Muir Glacier, Alaska. Left: September 2, 1892. Right: August 8, 2005.
Global temperature changes. Left: 1880-1889. Right: 2000-2009. These maps compare temperatures in each region of the world to what they were from 1951 to 1980…Earth’s average surface temperature has increased by about 0.7 °C (1.3 °F) since 1880. Two-thirds of the warming has occurred since 1975, at a rate of roughly 0.15 to 0.20 °C per decade.
The Doldenhorn mountain, North East Ridge, Switzerland. Left: July 24, 1960, 10.40 am. Right: July 27, 2007, 10.44 am.
McCall Glacier, Alaska. Left: July 1958. Right: August 14, 2003.
Northwestern Glacier. With few exceptions, glaciers around the world have retreated at unprecedented rates over the last century.
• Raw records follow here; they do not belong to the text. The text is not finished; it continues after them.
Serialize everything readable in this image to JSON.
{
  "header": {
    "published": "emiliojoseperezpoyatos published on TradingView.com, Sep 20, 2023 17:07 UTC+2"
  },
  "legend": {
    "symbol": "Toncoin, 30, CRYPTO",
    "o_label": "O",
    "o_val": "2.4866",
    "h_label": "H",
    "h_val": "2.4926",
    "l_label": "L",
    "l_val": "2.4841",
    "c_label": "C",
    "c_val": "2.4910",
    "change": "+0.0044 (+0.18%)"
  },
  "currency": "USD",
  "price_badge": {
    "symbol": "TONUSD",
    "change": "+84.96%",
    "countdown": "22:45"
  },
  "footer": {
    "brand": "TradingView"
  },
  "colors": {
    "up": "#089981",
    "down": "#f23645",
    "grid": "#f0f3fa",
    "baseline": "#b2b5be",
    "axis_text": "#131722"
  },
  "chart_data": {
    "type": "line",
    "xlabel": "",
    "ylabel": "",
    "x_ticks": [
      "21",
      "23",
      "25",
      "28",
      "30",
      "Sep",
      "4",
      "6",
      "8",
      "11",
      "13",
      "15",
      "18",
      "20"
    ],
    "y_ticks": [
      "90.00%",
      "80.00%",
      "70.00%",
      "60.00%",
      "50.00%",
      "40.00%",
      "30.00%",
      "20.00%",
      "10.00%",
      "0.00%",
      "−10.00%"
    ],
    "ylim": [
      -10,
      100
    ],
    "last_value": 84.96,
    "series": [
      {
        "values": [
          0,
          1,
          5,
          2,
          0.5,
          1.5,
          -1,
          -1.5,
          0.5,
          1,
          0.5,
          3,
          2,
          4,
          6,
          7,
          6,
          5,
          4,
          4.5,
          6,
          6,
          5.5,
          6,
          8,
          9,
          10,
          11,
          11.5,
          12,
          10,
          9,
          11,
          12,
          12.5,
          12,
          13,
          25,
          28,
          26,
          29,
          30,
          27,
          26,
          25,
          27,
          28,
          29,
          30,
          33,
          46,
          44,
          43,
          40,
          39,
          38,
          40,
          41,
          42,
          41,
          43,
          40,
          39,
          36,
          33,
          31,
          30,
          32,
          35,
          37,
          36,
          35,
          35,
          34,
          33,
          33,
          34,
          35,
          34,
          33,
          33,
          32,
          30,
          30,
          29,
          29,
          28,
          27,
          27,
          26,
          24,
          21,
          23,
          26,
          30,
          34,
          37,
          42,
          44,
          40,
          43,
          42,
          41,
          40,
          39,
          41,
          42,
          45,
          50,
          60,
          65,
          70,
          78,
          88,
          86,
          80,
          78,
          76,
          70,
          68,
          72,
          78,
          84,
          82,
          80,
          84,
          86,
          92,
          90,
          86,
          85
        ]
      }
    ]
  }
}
Alaska’s Columbia Glacier descends through the Chugach Mountains into Prince William Sound. When British explorers surveyed the glacier in 1794, its nose extended to the northern edge of Heather Island, near the mouth of Columbia Bay. The glacier held that position until 1980, when it began a rapid retreat. The glacier has thinned so much that the up and down motion of the tides affects its flow as much as 12 kilometers (7.5 miles) upstream, until the glacier bed rises above sea level and the ice loses contact with the ocean.
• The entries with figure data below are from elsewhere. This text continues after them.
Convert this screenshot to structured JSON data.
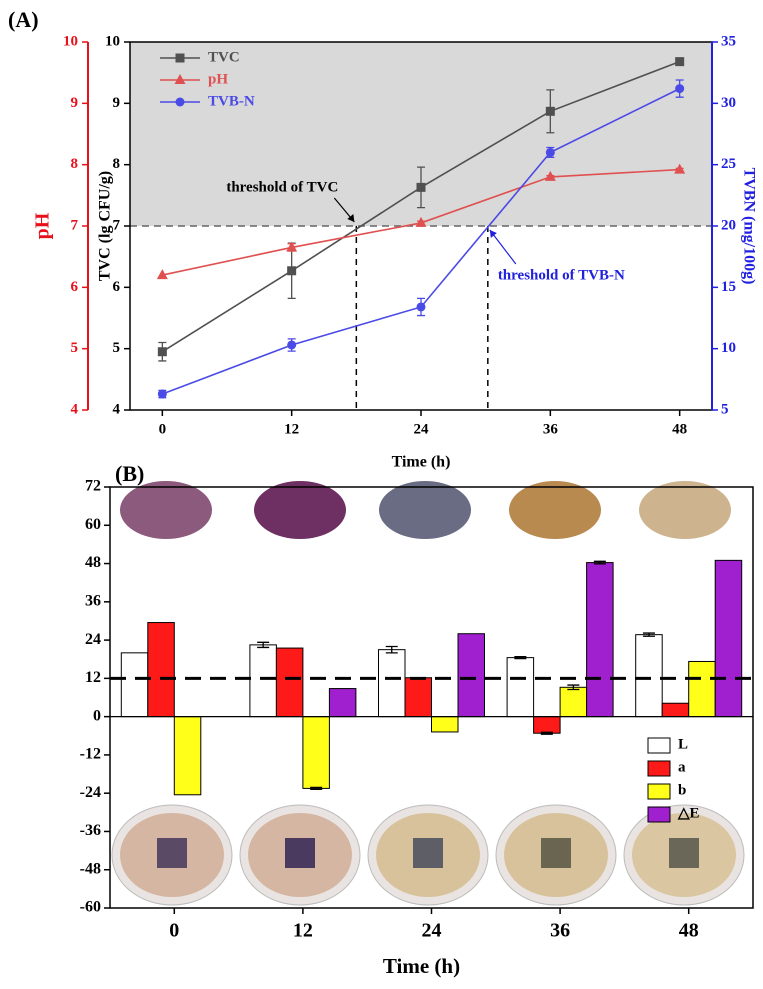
{
  "chart_data": [
    {
      "type": "line",
      "panel_label": "(A)",
      "x": [
        0,
        12,
        24,
        36,
        48
      ],
      "xlim": [
        -3,
        51
      ],
      "xticks": [
        0,
        12,
        24,
        36,
        48
      ],
      "xlabel": "Time (h)",
      "ylim": [
        4,
        10
      ],
      "yticks": [
        4,
        5,
        6,
        7,
        8,
        9,
        10
      ],
      "ylabel": "TVC (lg CFU/g)",
      "y2lim": [
        5,
        35
      ],
      "y2ticks": [
        5,
        10,
        15,
        20,
        25,
        30,
        35
      ],
      "y2label": "TVBN (mg/100g)",
      "y3lim": [
        4,
        10
      ],
      "y3ticks": [
        4,
        5,
        6,
        7,
        8,
        9,
        10
      ],
      "y3label": "pH",
      "series": [
        {
          "name": "TVC",
          "color": "#505050",
          "marker": "square",
          "values": [
            4.95,
            6.27,
            7.63,
            8.87,
            9.68
          ],
          "errors": [
            0.15,
            0.45,
            0.33,
            0.35,
            0.05
          ]
        },
        {
          "name": "pH",
          "color": "#e05050",
          "marker": "triangle",
          "axis": "y3",
          "values": [
            6.2,
            6.65,
            7.05,
            7.8,
            7.92
          ],
          "errors": [
            0,
            0.06,
            0.03,
            0.02,
            0.02
          ]
        },
        {
          "name": "TVB-N",
          "color": "#4a4ae6",
          "marker": "circle",
          "axis": "y2",
          "values": [
            6.3,
            10.3,
            13.4,
            26.0,
            31.2
          ],
          "errors": [
            0.3,
            0.5,
            0.7,
            0.4,
            0.7
          ]
        }
      ],
      "threshold_y": 7,
      "annotations": [
        {
          "text": "threshold of TVC",
          "x": 18,
          "color": "#000000"
        },
        {
          "text": "threshold of TVB-N",
          "x": 30.2,
          "color": "#2020e0"
        }
      ]
    },
    {
      "type": "bar",
      "panel_label": "(B)",
      "categories": [
        "0",
        "12",
        "24",
        "36",
        "48"
      ],
      "xlabel": "Time (h)",
      "ylim": [
        -60,
        72
      ],
      "yticks": [
        -60,
        -48,
        -36,
        -24,
        -12,
        0,
        12,
        24,
        36,
        48,
        60,
        72
      ],
      "reference_line": 12,
      "series": [
        {
          "name": "L",
          "color": "#ffffff",
          "values": [
            20,
            22.5,
            21,
            18.5,
            25.7
          ],
          "errors": [
            0,
            0.8,
            1,
            0.3,
            0.5
          ]
        },
        {
          "name": "a",
          "color": "#ff1a1a",
          "values": [
            29.5,
            21.5,
            12.2,
            -5.2,
            4.2
          ],
          "errors": [
            0,
            0,
            0,
            0.3,
            0
          ]
        },
        {
          "name": "b",
          "color": "#ffff1a",
          "values": [
            -24.5,
            -22.5,
            -4.8,
            9.2,
            17.3
          ],
          "errors": [
            0,
            0.3,
            0,
            0.7,
            0
          ]
        },
        {
          "name": "△E",
          "color": "#a020d0",
          "values": [
            0,
            8.8,
            26,
            48.3,
            49
          ],
          "errors": [
            0,
            0,
            0,
            0.4,
            0
          ]
        }
      ]
    }
  ]
}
Helheim Glacier melt, Greenland Left: May 12, 2001. Middle: July 7, 2003. Right: June 19, 2005. Along the margin of the Greenland Ice Sheet, outlet glaciers flow as icy rivers through fjords and out to sea. These pictures show a fjord in which Helheim Glacier (on the left) is crumbling into large and small icebergs (light blue, on the right).
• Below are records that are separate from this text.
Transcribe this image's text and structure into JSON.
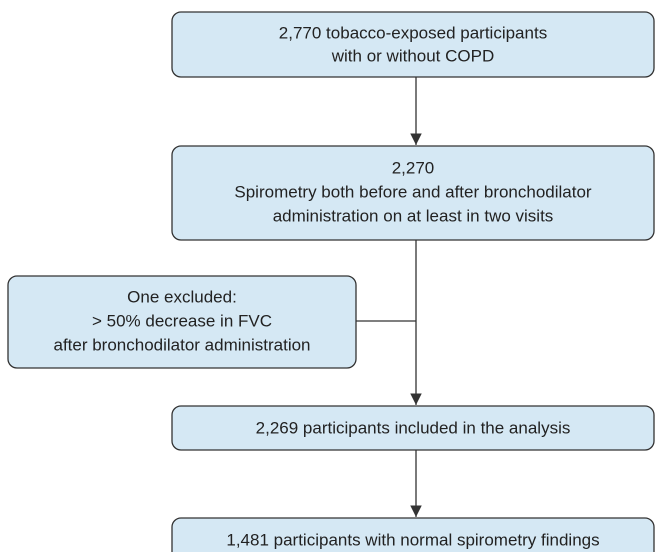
{
  "nodes": [
    {
      "lines": [
        "2,770 tobacco-exposed participants",
        "with or without COPD"
      ]
    },
    {
      "lines": [
        "2,270",
        "Spirometry both before and after bronchodilator",
        "administration on at least in two visits"
      ]
    },
    {
      "lines": [
        "One excluded:",
        "> 50% decrease in FVC",
        "after bronchodilator administration"
      ]
    },
    {
      "lines": [
        "2,269 participants included in the analysis"
      ]
    },
    {
      "lines": [
        "1,481 participants with normal spirometry findings"
      ]
    }
  ]
}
Ice melt, Greenland Warming Island, Greenland. Left: August 11, 1985. Center: September 5, 2002. Right: September 4, 2005. On January 16, 2007, the New York Times reported that a new island had been found in Greenland. Warming Island was thought to be an ice-covered peninsula, but it was exposed as an island in 2005, when an ice bridge melted to reveal an open-water strait. More islands like this may be discovered if the Greenland ice sheet continues to disappear.
Petermann Glacier, Greenland. Left: June 26, 2010. Right: August 13, 2010. An iceberg more than four times the size of Manhattan broke off the Petermann Glacier (the curved, nearly vertical stripe stretching up from the bottom right of the images) along the northwestern coast of Greenland. Warmer water below the floating ice and at the sea’s surface were probably responsible for the break.
Left: Nov. 11, 1973; Right: Nov. 10, 1986 The Filchner Ice Shelf, on the Antarctic coast facing the Atlantic Ocean, is the largest ice shelf by volume on Earth. In the austral winter of 1986, its front edge broke off, forming three large icebergs. This was a major, long-awaited calving. Ice shelves develop mainly from glaciers flowing slowly downhill toward the ocean.
An iceberg estimated to be 35 by 20 kilometers (22 by 12 miles) separated from Antarctica’s Pine Island Glacier between November 9 and 11, 2013. Such events happen about every five or six years but this iceberg, designated “B-31,” is about 50 percent larger than its predecessors in this area. A team of scientists from Sheffield and Southampton universities will track the 700 square-kilometer chunk of ice and try to predict its path using satellite data.
Patagonia, Chile. Left: September 18, 1986. Right: August 5, 2002. The 1986 image shows the region prior to a major retreat of the glaciers. The 2002 image shows a retreat of nearly 10 kilometers (6.2 miles) of the glacier on the left side. The smaller glacier on the right has receded more than 2 kilometers (1.2 miles).
Almost all the glaciers in the southern Patagonian ice field, in the south of Chile and Argentina, are melting. O’Higgins Glacier, which makes up a quarter of the ice field, is one of those that have changed the most. Its leading edge remained stable until the start of the twentieth century, when it began a retreat that measured 15 kilometers (about 9 miles) by 1995. Some 12 kilometers (over 7 miles) of ice were lost between 1945 and 1980 alone. While some of the reduction in the glacier’s thickness and area is due to the dynamics of the ice itself, global warming speeds up the rate of melting. In the 2007 satellite image, the glacier’s retreat is quite visible relative to the 1973 image, when it extended several kilometers into O’Higgins Lake (purple-blue area).